Wednesday, April 9, 2008

Good Intentions, Bad Bill

At first glance, the bill for Paid Family Leave which State Senate Majority Leader Steve Sweeney (D-Gloucester) shepherded through the Senate, and which Governor Corzine says he will sign into law looks like a winner. But start unpacking its provisions and, what you find is a fractured law which needs fundamental change, before it even hits the street.

This new legislation applies only to companies with fewer than 50 employees. Larger companies are already required to provide paid family leave and to hold the job until the employee returns – not so for smaller companies.

The new proposal is for firms with fewer than 50 employees. It will provide up to six weeks for a parent to care for a newborn or adopted child, or to care for a sick parent, spouse, or child. The benefit, to be funded by an employee payroll tax of $33, will replace up to two-thirds of a person’s pay, with a $524 weekly limit.

But there is at least one major, built-in problem-in-the-making. It’s the hardly trivial possibility that, under this legislation, a worker effectively can be fired for going on family leave. Here’s how that would happen: If an employee is replaced while he or she is on paid family leave, that person could be virtually out of luck. Under this law, the employee has no right to sue or to take any other action against his/her employer. That worker is now out in the cold, out of a job!

Senator Lance and Governor Corzine are about to implement a law which will have a discriminatory impact upon small companies and their workers, while providing a glaring loophole which could tempt owners of small companies to persuade employees into not taking family leave, under the subtle threat of losing their job. If you own a small firm and cannot afford to keep a critical position unmanned, how would you handle the situation? Neither the small company owner, nor the employee should be put into this untenable position.
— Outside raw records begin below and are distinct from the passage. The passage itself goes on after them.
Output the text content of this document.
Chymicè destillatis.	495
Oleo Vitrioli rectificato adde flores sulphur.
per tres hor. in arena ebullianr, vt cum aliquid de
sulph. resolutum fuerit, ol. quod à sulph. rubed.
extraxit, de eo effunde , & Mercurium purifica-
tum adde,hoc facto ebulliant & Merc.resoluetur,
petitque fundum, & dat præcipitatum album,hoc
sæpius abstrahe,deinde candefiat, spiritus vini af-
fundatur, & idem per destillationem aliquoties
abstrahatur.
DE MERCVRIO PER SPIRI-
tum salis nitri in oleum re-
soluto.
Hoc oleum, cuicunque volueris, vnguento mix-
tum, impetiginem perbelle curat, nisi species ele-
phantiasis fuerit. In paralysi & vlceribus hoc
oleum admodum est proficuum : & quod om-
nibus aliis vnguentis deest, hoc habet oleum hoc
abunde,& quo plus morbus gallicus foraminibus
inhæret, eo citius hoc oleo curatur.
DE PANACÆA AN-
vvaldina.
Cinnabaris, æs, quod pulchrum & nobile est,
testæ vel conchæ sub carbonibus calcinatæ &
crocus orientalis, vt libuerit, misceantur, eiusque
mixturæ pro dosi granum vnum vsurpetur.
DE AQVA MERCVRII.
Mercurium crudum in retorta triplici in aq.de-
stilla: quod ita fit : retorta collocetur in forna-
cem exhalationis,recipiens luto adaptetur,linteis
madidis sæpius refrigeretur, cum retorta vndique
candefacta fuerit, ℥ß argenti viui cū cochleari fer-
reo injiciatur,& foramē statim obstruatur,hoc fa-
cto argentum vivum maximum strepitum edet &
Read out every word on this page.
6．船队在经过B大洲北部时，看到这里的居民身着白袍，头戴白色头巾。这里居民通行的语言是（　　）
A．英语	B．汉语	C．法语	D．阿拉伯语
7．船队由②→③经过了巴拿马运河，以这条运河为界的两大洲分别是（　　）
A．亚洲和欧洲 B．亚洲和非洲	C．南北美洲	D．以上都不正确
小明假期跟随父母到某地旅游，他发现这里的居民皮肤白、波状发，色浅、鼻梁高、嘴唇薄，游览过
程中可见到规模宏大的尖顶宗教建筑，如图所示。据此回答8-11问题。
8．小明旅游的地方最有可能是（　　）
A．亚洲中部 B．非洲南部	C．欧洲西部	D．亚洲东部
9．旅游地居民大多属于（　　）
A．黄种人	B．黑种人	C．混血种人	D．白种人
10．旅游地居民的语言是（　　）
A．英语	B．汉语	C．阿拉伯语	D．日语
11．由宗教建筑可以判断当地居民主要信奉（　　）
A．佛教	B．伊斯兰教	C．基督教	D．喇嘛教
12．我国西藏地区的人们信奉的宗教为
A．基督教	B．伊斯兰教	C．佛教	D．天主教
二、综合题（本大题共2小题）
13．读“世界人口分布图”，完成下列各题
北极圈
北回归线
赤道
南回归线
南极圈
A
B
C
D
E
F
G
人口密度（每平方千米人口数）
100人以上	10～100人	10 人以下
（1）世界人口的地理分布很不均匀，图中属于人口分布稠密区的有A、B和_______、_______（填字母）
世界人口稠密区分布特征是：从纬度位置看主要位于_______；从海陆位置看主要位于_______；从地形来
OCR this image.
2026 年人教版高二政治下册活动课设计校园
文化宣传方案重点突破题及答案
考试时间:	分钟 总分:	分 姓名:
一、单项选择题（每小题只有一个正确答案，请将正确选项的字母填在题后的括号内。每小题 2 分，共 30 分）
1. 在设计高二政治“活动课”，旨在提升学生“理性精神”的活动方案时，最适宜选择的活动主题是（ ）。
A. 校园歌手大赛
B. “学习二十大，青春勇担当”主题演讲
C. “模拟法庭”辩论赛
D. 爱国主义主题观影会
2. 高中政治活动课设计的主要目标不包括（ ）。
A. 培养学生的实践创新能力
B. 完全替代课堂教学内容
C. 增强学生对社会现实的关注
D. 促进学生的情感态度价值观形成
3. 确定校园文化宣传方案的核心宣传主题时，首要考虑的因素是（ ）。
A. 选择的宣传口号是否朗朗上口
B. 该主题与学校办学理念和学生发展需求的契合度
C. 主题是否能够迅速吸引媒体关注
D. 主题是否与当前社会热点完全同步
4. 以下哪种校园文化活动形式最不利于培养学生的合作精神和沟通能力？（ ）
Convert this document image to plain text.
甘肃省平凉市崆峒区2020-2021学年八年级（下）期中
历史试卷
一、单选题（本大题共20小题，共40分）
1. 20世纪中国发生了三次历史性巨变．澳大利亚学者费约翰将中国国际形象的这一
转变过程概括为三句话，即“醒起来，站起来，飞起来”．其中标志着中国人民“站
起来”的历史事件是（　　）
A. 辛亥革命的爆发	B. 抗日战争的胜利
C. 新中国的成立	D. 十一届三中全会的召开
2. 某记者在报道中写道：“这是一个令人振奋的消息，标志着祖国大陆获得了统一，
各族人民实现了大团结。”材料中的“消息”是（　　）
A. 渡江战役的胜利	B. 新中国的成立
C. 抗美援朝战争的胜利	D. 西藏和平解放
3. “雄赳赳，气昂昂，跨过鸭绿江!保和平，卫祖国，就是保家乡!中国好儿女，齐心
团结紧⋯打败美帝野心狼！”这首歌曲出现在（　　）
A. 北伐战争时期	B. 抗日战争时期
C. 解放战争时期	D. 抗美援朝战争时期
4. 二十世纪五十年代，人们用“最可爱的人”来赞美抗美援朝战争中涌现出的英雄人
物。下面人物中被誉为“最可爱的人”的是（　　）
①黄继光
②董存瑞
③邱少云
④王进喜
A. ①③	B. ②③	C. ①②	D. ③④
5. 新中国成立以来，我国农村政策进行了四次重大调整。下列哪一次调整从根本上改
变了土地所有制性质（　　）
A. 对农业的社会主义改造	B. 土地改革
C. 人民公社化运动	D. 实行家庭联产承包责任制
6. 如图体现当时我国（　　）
There’s more than one way to skin a cat, and I wonder if Lance went along with the inane provisions of this bill simply to get something – anything – through the New Jersey Senate.

1 comment:

Brom said...

You are so right. It is no longer Republican vs Democrat. It is now wealth beyond belief and pressing hardship. Are we driven to communes or having multiple wives. With power transferred to Washington, how much can people take before they break in the name of the Business Roundtable partners. Your blog triggered a downer. I think we need Gabriel Heater back, "There is good news tonight."